Sunday 26 February 2017

Abbey Theatre finds 'Room' for Donoghue adaptation plus Roddy Doyle's 'Two Pints'

Kirsty Blake Knox

Kirsty Blake Knox

Roddy Doyle with Neil Murray. Photo: Doug O'Connor
Roddy Doyle with Neil Murray. Photo: Doug O'Connor

Roddy Doyle's 'Two Pints' Facebook posts are to be adapted for the stage as part of the Abbey Theatre's 2017 programme.

'The Two Pints' series centres around two 'aul Dubliners' who discuss the news of the day over two pints of Guinness in the corner of a pub.

Abbey Directors Neil Murray and Graham McLaren. Photo: Doug O’Connor
Abbey Directors Neil Murray and Graham McLaren. Photo: Doug O’Connor

Their conversation varies considerably; from the death of David Bowie to the Buncrana pier tragedy.

The play will be performed in a range of small pubs around the country next year.

"I have written it so long ago, I can't even remember what it is about," Doyle said.

Doyle was one of the guests attending the launch of the Abbey Theatre's new programme, 'What happens next is this…', in Dublin last night.

Graham McLaren talks to Lisa Dwan. Photo: Doug O’Connor
Graham McLaren talks to Lisa Dwan. Photo: Doug O’Connor

New directors Graham McLaren and Neil Murray will stage 15 productions throughout 2017.
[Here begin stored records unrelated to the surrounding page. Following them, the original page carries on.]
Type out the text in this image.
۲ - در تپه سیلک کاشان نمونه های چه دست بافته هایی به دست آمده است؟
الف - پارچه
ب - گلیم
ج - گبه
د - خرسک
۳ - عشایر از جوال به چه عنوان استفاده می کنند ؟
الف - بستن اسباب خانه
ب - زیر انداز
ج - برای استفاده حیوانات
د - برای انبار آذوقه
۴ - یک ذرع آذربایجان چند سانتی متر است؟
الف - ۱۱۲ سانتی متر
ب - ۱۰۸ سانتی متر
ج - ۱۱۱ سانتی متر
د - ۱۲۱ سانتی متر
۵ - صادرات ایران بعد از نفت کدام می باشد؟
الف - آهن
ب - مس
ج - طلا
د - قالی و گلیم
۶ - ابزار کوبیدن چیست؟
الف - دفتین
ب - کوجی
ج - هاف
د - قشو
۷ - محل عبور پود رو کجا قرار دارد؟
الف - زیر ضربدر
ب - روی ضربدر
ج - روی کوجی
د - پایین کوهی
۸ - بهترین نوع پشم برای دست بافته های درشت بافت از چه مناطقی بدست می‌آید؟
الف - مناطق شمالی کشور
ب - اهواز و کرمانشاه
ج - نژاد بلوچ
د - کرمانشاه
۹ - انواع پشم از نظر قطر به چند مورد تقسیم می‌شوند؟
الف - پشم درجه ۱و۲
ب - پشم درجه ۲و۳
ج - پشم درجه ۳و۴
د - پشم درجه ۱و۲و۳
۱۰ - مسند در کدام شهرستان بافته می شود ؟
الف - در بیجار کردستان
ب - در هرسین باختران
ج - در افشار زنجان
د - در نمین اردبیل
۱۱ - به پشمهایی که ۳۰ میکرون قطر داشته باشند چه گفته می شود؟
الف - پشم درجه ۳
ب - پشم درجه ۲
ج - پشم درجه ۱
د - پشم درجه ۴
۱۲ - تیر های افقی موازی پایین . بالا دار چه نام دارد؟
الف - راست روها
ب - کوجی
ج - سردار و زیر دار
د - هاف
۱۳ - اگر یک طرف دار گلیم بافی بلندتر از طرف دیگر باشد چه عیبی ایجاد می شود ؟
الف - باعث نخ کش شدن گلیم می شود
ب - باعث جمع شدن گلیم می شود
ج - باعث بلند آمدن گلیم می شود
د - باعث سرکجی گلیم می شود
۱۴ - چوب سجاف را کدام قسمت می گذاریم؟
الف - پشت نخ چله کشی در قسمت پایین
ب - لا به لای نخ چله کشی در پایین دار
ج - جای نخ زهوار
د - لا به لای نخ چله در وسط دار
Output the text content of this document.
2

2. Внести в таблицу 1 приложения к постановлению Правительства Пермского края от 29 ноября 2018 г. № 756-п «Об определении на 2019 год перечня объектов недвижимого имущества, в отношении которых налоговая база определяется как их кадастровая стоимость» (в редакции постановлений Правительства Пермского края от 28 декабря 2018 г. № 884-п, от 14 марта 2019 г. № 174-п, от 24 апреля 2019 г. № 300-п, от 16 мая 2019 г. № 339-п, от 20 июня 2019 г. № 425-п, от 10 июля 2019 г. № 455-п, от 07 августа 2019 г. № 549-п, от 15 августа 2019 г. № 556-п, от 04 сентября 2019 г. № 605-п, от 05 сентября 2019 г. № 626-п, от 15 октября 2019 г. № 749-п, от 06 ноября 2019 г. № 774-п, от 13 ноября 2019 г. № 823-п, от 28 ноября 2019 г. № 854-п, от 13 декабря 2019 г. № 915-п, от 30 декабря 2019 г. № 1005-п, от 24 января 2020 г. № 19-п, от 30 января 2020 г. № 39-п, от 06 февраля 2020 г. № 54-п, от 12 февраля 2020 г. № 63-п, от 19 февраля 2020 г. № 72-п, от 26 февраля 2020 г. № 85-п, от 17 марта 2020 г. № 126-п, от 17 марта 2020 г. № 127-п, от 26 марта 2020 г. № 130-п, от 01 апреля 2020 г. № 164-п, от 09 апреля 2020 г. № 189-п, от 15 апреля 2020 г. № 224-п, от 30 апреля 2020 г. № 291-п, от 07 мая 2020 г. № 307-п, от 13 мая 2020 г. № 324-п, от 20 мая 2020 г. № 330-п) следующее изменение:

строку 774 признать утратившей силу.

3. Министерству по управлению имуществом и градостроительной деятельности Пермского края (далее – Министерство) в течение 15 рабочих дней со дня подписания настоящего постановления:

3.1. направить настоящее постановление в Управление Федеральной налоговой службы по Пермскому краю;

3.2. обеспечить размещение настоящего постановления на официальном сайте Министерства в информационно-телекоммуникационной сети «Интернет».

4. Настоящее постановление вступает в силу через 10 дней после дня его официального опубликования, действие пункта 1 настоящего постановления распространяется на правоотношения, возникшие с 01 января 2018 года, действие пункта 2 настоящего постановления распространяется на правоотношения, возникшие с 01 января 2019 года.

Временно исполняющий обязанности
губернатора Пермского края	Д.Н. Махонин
Emma Donoghue's Oscar-winning screenplay 'Room' will be adapted to the stage.

"It is such a fantastic story, we thought it would work wonderfully," Mr McLaren said.

Ken Loach's period drama 'Jimmy's Hall' will also be brought to the Abbey auditorium.

The new directors, who replaced Fiach Mac Conghail, will also revive critical and commercial hits.

Enda Walsh's 'Arlington', which premiered to much acclaim at the Galway International Arts Festival and starred Love/Hate's Charlie Murphy, will play at the national theatre.

The Corn Exchange's hugely successful 2004 production of 'Dublin by Lamplight' will also return to the boards, and Druid's 2016 touring production of 'Waiting for Godot' will open in April.

"We wanted to start our first season on the Abbey stage by inviting in Irish artists, companies and shows we have long admired," explained Mr McLaren, who is Scottish.

"If you haven't seen them yet, you should, and if you have seen them you should see them again."

Last year, the Abbey was heavily criticised for the lack of female voices in their centenary programme, leading to the 'Waking the Feminists' movement.

Eager to remedy this there are several female-led productions in 2017, including Lisa Dwan's one-woman show 'No's Knife' - which is based on a selection of Samuel Beckett's prose.

The 2017 Christmas show sounds slightly haunting - devised by the creative team behind 'Harry Potter and the Cursed Child', 'Let the Right One In' is a vampire love story that has been described as "frightening and feral".

The theatre will also introduce a series of free previews to encourage more people to attend.